Winsock error 10035 while trying to upgrade from 8.0 to 8.2

Started by Cyril VELTERalmost 19 years ago13 messagesgeneral
Jump to latest
#1Cyril VELTER
cyril.velter@metadys.com

I'm trying to upgrade a pretty big database (60G) from postgres 8.0 to
postgres 8.2 on windows 2000 Server (both version running on the same machine
on different ports). During the migration process, I always get an error at
some point (never the same) :

LOG: could not receive data from client: Unknown winsock error 10035

which is followed by

LOG: incomplete message from client
ERROR: unexpected EOF on a client connexion
FATAL: invalid frontend message type 53 psql -U postgres -p 5433

Moving the 8.2 postgres instance to a winxp pro machine, the migration is
successfull.

I've searched google but didn't find anything related to postgres.

cyril

Source database : postgres 8.0.9
Destination database : postgres 8.2.4
OS : Windows 2000 Server SP4
migration is done on linux using 8.2.4 binaries (since piping pg_dump output
on windows stop on the first ctrl-Z) with "pg_dump -h YYY XXX | psql -h YYY -p
5433 XXX"

#2Magnus Hagander
magnus@hagander.net
In reply to: Cyril VELTER (#1)
Re: Winsock error 10035 while trying to upgrade from 8.0 to 8.2

Cyril VELTER wrote:

I'm trying to upgrade a pretty big database (60G) from postgres 8.0 to
postgres 8.2 on windows 2000 Server (both version running on the same machine
on different ports). During the migration process, I always get an error at
some point (never the same) :

Interesting. 10035 is "A non-blocking socket operation could not be
completed immediatly".
Question: Does this error come fromthe 8.0 or the 8.2 server?

Also, do you use SSL?

//Magnus

#3Cyril VELTER
cyril.velter@metadys.com
In reply to: Magnus Hagander (#2)
[Re] Re: Winsock error 10035 while trying to upgrade from 8.0 to 8.2

magnus@hagander.net wrote :
Cyril VELTER wrote:

I'm trying to upgrade a pretty big database (60G) from postgres 8.0 to
postgres 8.2 on windows 2000 Server (both version running on the same

machine

on different ports). During the migration process, I always get an error at

some point (never the same) :

Interesting. 10035 is "A non-blocking socket operation could not be
completed immediatly".
Question: Does this error come fromthe 8.0 or the 8.2 server?

It comes from the 8.2 server message log

Also, do you use SSL?

No I'm not. It's not even complied in the server nor in the pg_dump binary.

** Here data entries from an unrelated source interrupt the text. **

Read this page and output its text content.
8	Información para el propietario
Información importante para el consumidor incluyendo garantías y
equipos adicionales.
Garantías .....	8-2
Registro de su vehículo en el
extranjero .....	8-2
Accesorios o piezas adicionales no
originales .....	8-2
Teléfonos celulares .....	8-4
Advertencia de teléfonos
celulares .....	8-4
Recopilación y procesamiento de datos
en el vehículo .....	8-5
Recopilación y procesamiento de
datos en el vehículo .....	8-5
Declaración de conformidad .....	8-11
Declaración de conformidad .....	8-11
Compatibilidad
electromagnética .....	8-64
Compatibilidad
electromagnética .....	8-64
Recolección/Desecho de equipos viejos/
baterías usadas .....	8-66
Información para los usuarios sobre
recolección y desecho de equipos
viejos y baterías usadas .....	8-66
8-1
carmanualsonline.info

The server is built on windows using MSYS simply with ./configure && make all
&& make install

I've been able to reproduce the problem 6 times (at random points in the
process, but it never complete successfully). Is there any test I can do to
help investigate the problem ?

cyril

Show quoted text

//Magnus

#4Magnus Hagander
magnus@hagander.net
In reply to: Cyril VELTER (#3)
Re: [Re] Re: Winsock error 10035 while trying to upgrade from 8.0 to 8.2

Cyril VELTER wrote:

No I'm not. It's not even complied in the server nor in the pg_dump binary.

The server is built on windows using MSYS simply with ./configure && make all
&& make install

I've been able to reproduce the problem 6 times (at random points in the
process, but it never complete successfully). Is there any test I can do to
help investigate the problem ?

Sorry I haven't gotten back to you for a while.

Yeah, if you can attach a debugger to the backend (assuming you have a
predictable backend it happens to - but if you're loading, you are using
a single session, I assume?), add a breakpoint around the area of the
problem, and get a backtrace from exactly where it shows up, that would
help.

//Magnus

#5Cyril VELTER
cyril.velter@metadys.com
In reply to: Magnus Hagander (#4)
[Re] Re: [Re] Re: Winsock error 10035 while trying to upgrade from 8.0 to 8.2

Cyril VELTER wrote:

No I'm not. It's not even complied in the server nor in the pg_dump

binary.

The server is built on windows using MSYS simply with ./configure && make

all

&& make install

I've been able to reproduce the problem 6 times (at random points in the
process, but it never complete successfully). Is there any test I can do to

help investigate the problem ?

Sorry I haven't gotten back to you for a while.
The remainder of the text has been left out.